Konuklar arasında ilk olarak Kıbrıs Türk Mühendis ve Mimar Odaları Birliği Başkanı Seran AYSAL söz alarak Kıbrıs'ta ve Türkiye'de yaşanan güncel gelişmeler ve mühendis ve mimarların bu gelişmeler karşısındaki tutumu üzerine konuştu. Kürsüye Daha sonra sırasıyla Cumhuriyet Halk Partisi Genel Başkan Yardımcısı Onursal ADIGÜZEL, Halkların Demokratik Partisi Grup Başkan Vekili Filiz KERESTECİOĞLU, Türk Tabipleri Birliği Merkez Konseyi Başkanı Raşit Tükel, DİSK Genel Başkanı Arzu Çerkezoğlu, KESK Eşgenel Başkanı Aysun GEZEN, TÜRMOB Başkanı Masis YONTAN, EMEK Partisi Başkanı Selma GÜRKAN, ÖDP Başkanlar Kurulu Üyesi İlknur BAŞER, TKP adına Ali AYDIN, İnsan Hakları Derneği Başkanı Öztürk TÜRKDOĞAN, Mülkiyeliler Birliği Başkanı Dinçer DEMİRKENT, İTÜ Vakfı BaşkanıSerap ÇATALPINAR, Artvin Kültür Derneği Başkanı Sabriye TUNCAY, HTKP Başkanı Erkan BAŞ ve Türkiye Barolar Bİrliği Genel Sekreteri Sabiha TEKİN söz alarak Genel Kurul Heyetini selamladılar ve ülke gündemine ilişkin değerlendirmelerde bulundular.

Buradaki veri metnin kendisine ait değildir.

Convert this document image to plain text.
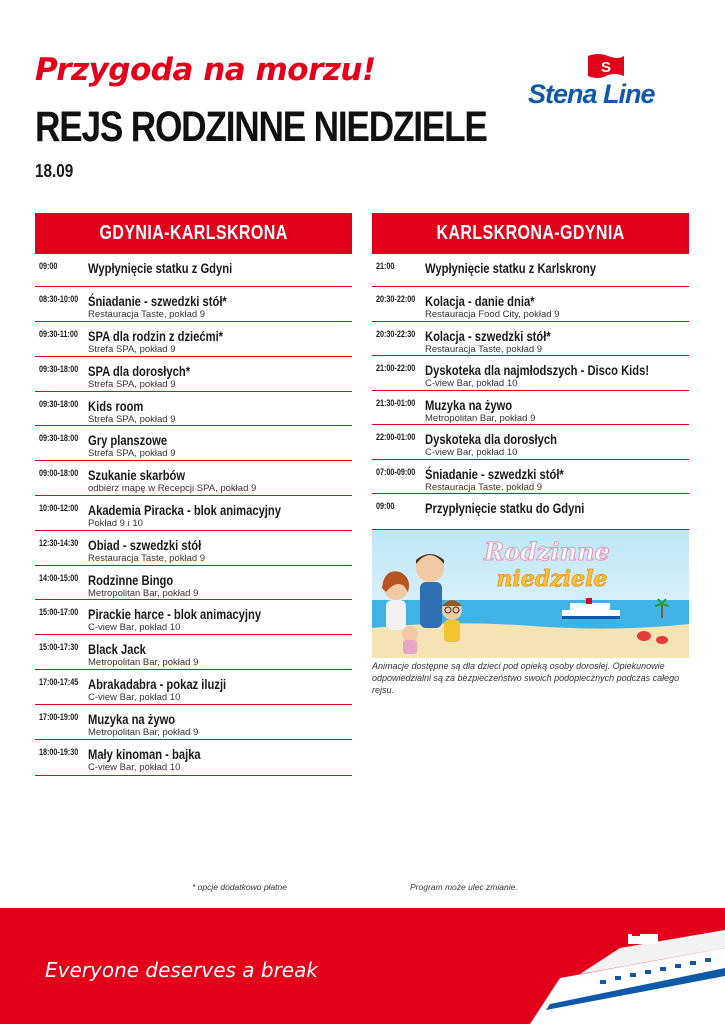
Przygoda na morzu!
REJS RODZINNE NIEDZIELE
18.09
S
Stena Line
GDYNIA-KARLSKRONA
09:00 Wypłynięcie statku z Gdyni
08:30-10:00 Śniadanie - szwedzki stół*
Restauracja Taste, pokład 9
09:30-11:00 SPA dla rodzin z dziećmi*
Strefa SPA, pokład 9
09:30-18:00 SPA dla dorosłych*
Strefa SPA, pokład 9
09:30-18:00 Kids room
Strefa SPA, pokład 9
09:30-18:00 Gry planszowe
Strefa SPA, pokład 9
09:00-18:00 Szukanie skarbów
odbierz mapę w Recepcji SPA, pokład 9
10:00-12:00 Akademia Piracka - blok animacyjny
Pokład 9 i 10
12:30-14:30 Obiad - szwedzki stół
Restauracja Taste, pokład 9
14:00-15:00 Rodzinne Bingo
Metropolitan Bar, pokład 9
15:00-17:00 Pirackie harce - blok animacyjny
C-view Bar, pokład 10
15:00-17:30 Black Jack
Metropolitan Bar, pokład 9
17:00-17:45 Abrakadabra - pokaz iluzji
C-view Bar, pokład 10
17:00-19:00 Muzyka na żywo
Metropolitan Bar, pokład 9
18:00-19:30 Mały kinoman - bajka
C-view Bar, pokład 10
KARLSKRONA-GDYNIA
21:00 Wypłynięcie statku z Karlskrony
20:30-22:00 Kolacja - danie dnia*
Restauracja Food City, pokład 9
20:30-22:30 Kolacja - szwedzki stół*
Restauracja Taste, pokład 9
21:00-22:00 Dyskoteka dla najmłodszych - Disco Kids!
C-view Bar, pokład 10
21:30-01:00 Muzyka na żywo
Metropolitan Bar, pokład 9
22:00-01:00 Dyskoteka dla dorosłych
C-view Bar, pokład 10
07:00-09:00 Śniadanie - szwedzki stół*
Restauracja Taste, pokład 9
09:00 Przypłynięcie statku do Gdyni
Rodzinne
niedziele
Animacje dostępne są dla dzieci pod opieką osoby dorosłej. Opiekunowie odpowiedzialni są za bezpieczeństwo swoich podopiecznych podczas całego rejsu.
* opcje dodatkowo płatne	Program może ulec zmianie.
Everyone deserves a break
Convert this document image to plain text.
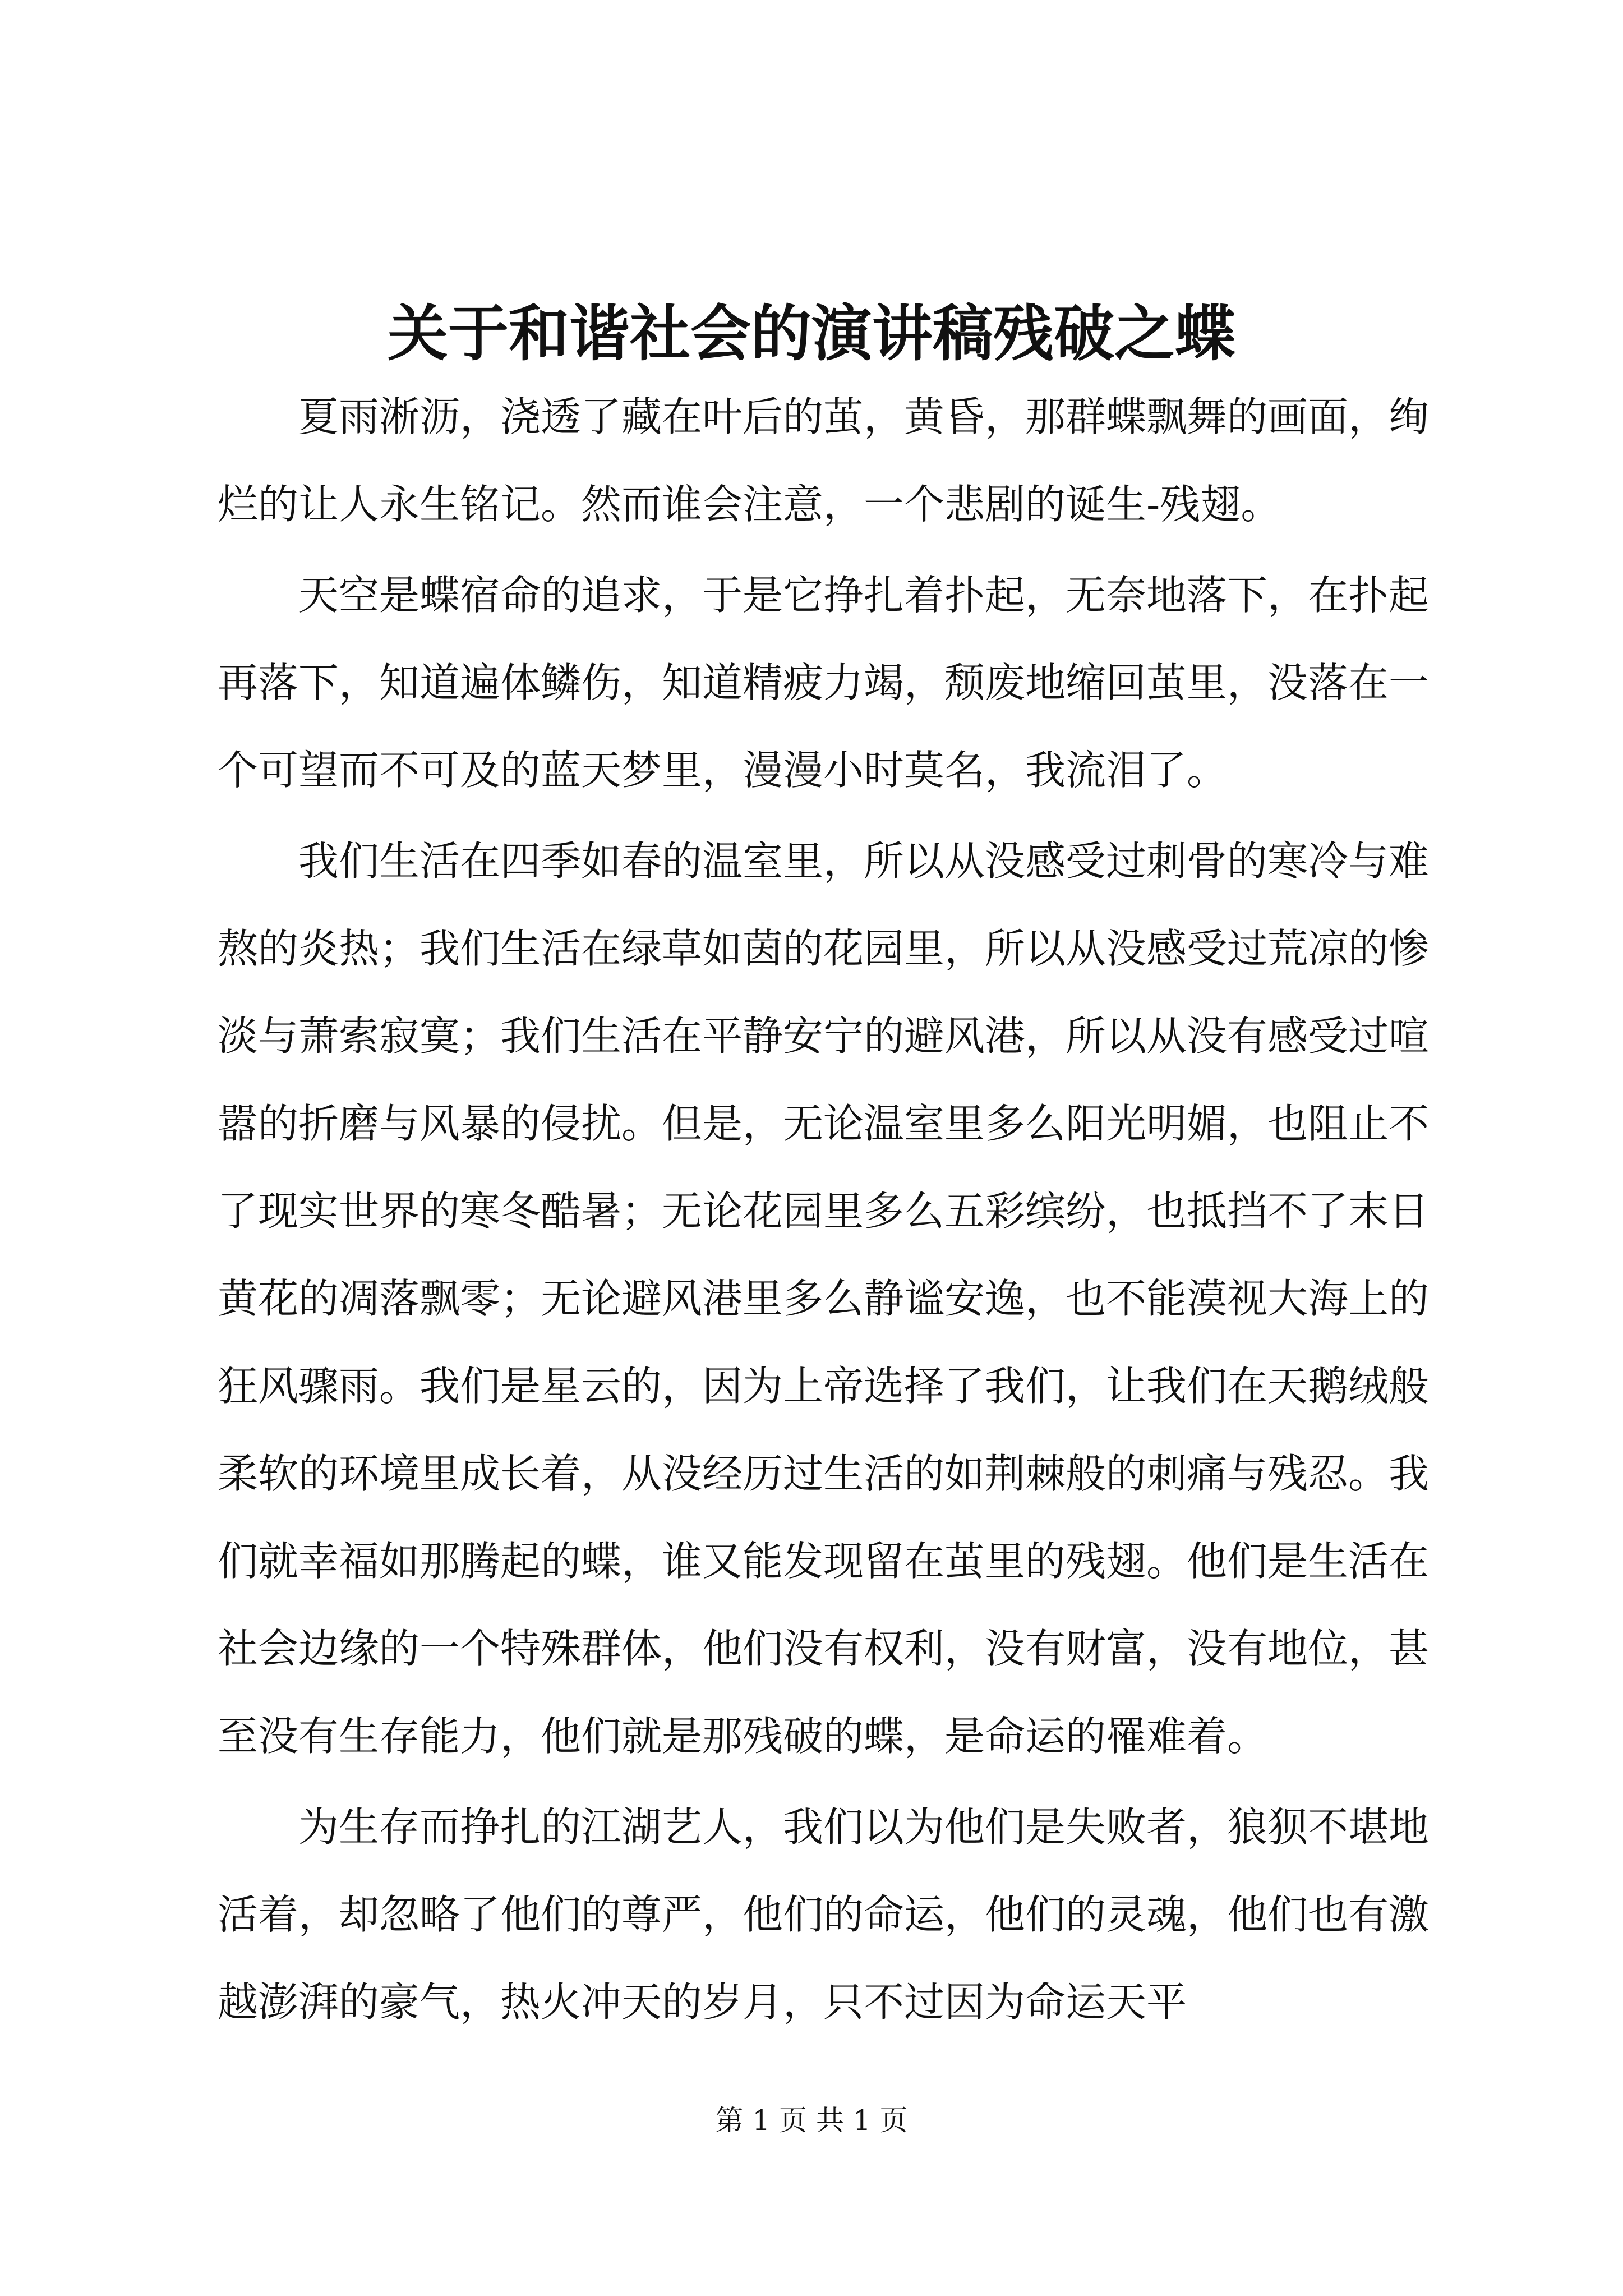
关于和谐社会的演讲稿残破之蝶

夏雨淅沥，浇透了藏在叶后的茧，黄昏，那群蝶飘舞的画面，绚烂的让人永生铭记。然而谁会注意，一个悲剧的诞生-残翅。

天空是蝶宿命的追求，于是它挣扎着扑起，无奈地落下，在扑起再落下，知道遍体鳞伤，知道精疲力竭，颓废地缩回茧里，没落在一个可望而不可及的蓝天梦里，漫漫小时莫名，我流泪了。

我们生活在四季如春的温室里，所以从没感受过刺骨的寒冷与难熬的炎热；我们生活在绿草如茵的花园里，所以从没感受过荒凉的惨淡与萧索寂寞；我们生活在平静安宁的避风港，所以从没有感受过喧嚣的折磨与风暴的侵扰。但是，无论温室里多么阳光明媚，也阻止不了现实世界的寒冬酷暑；无论花园里多么五彩缤纷，也抵挡不了末日黄花的凋落飘零；无论避风港里多么静谧安逸，也不能漠视大海上的狂风骤雨。我们是星云的，因为上帝选择了我们，让我们在天鹅绒般柔软的环境里成长着，从没经历过生活的如荆棘般的刺痛与残忍。我们就幸福如那腾起的蝶，谁又能发现留在茧里的残翅。他们是生活在社会边缘的一个特殊群体，他们没有权利，没有财富，没有地位，甚至没有生存能力，他们就是那残破的蝶，是命运的罹难着。

为生存而挣扎的江湖艺人，我们以为他们是失败者，狼狈不堪地活着，却忽略了他们的尊严，他们的命运，他们的灵魂，他们也有激越澎湃的豪气，热火冲天的岁月，只不过因为命运天平

第 1 页 共 1 页
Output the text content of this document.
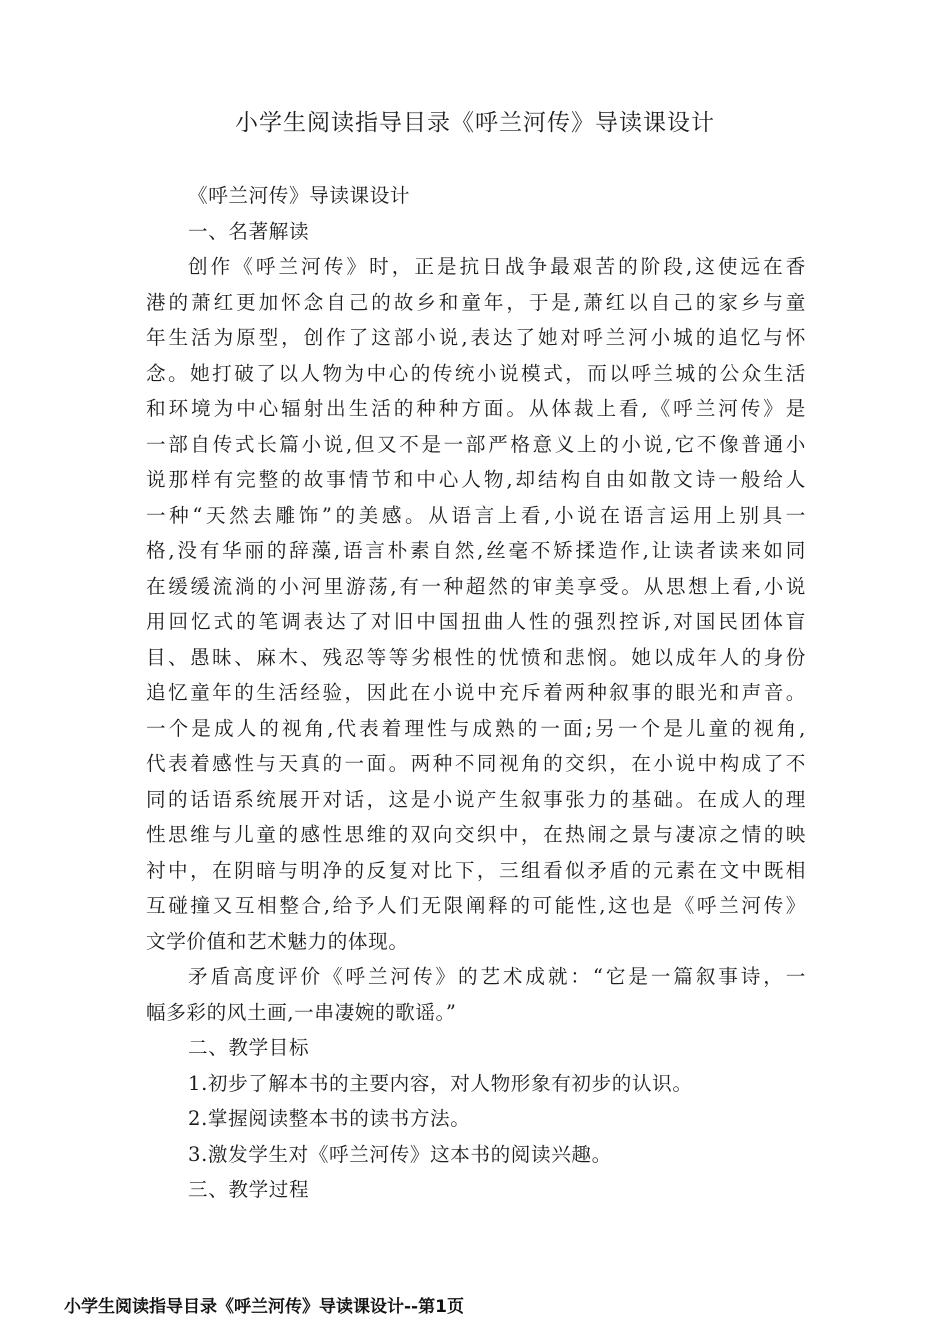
小学生阅读指导目录《呼兰河传》导读课设计

《呼兰河传》导读课设计

一、名著解读

创作《呼兰河传》时，正是抗日战争最艰苦的阶段,这使远在香

港的萧红更加怀念自己的故乡和童年，于是,萧红以自己的家乡与童

年生活为原型，创作了这部小说,表达了她对呼兰河小城的追忆与怀

念。她打破了以人物为中心的传统小说模式，而以呼兰城的公众生活

和环境为中心辐射出生活的种种方面。从体裁上看,《呼兰河传》是

一部自传式长篇小说,但又不是一部严格意义上的小说,它不像普通小

说那样有完整的故事情节和中心人物,却结构自由如散文诗一般给人

一种“天然去雕饰”的美感。从语言上看,小说在语言运用上别具一

格,没有华丽的辞藻,语言朴素自然,丝毫不矫揉造作,让读者读来如同

在缓缓流淌的小河里游荡,有一种超然的审美享受。从思想上看,小说

用回忆式的笔调表达了对旧中国扭曲人性的强烈控诉,对国民团体盲

目、愚昧、麻木、残忍等等劣根性的忧愤和悲悯。她以成年人的身份

追忆童年的生活经验，因此在小说中充斥着两种叙事的眼光和声音。

一个是成人的视角,代表着理性与成熟的一面;另一个是儿童的视角,

代表着感性与天真的一面。两种不同视角的交织，在小说中构成了不

同的话语系统展开对话，这是小说产生叙事张力的基础。在成人的理

性思维与儿童的感性思维的双向交织中，在热闹之景与凄凉之情的映

衬中，在阴暗与明净的反复对比下，三组看似矛盾的元素在文中既相

互碰撞又互相整合,给予人们无限阐释的可能性,这也是《呼兰河传》

文学价值和艺术魅力的体现。

矛盾高度评价《呼兰河传》的艺术成就：“它是一篇叙事诗，一

幅多彩的风土画,一串凄婉的歌谣。”

二、教学目标

1.初步了解本书的主要内容，对人物形象有初步的认识。

2.掌握阅读整本书的读书方法。

3.激发学生对《呼兰河传》这本书的阅读兴趣。

三、教学过程

小学生阅读指导目录《呼兰河传》导读课设计--第1页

Emin KORAMAZ'ın Genel Kurul Konuşması'nın metni şöyle:

TMMOB 45. GENEL KURULU AÇILIŞ KONUŞMASI (31 Mayıs 2018, Ankara)

Sayın Divan,

Emek meslek örgütlerimizin, siyasi partilerimizin, demokratik kitle örgütlerinin değerli başkan ve yöneticileri

Ülkemizin en karanlık günlerinde TMMOB mücadelesine ve örgütlülüğüne sahip çıkan sevgili delege arkadaşlarım,

Türk Mühendis ve Mimar Odaları Birliği 45. Olağan Genel Kuruluna hepiniz hoş geldiniz.

Varlığınız ve desteğiniz bize onur ve güç veriyor. TMMOB Yönetim Kurulumuz adına hepinizi sevgi, saygı ve dostlukla selamlıyorum.

Sevgili Arkadaşlar,

“Ağacımıza, meydanımıza, kentimize, parkımıza dokunma” sloganıyla başlayıp, bütün ülkede milyonlarca kişiyi meydanlara döken Gezi Direnişinin, tarihimizin o en heyecan verici, o en parlak, o en gururlu günlerinin beşinci yılındayız.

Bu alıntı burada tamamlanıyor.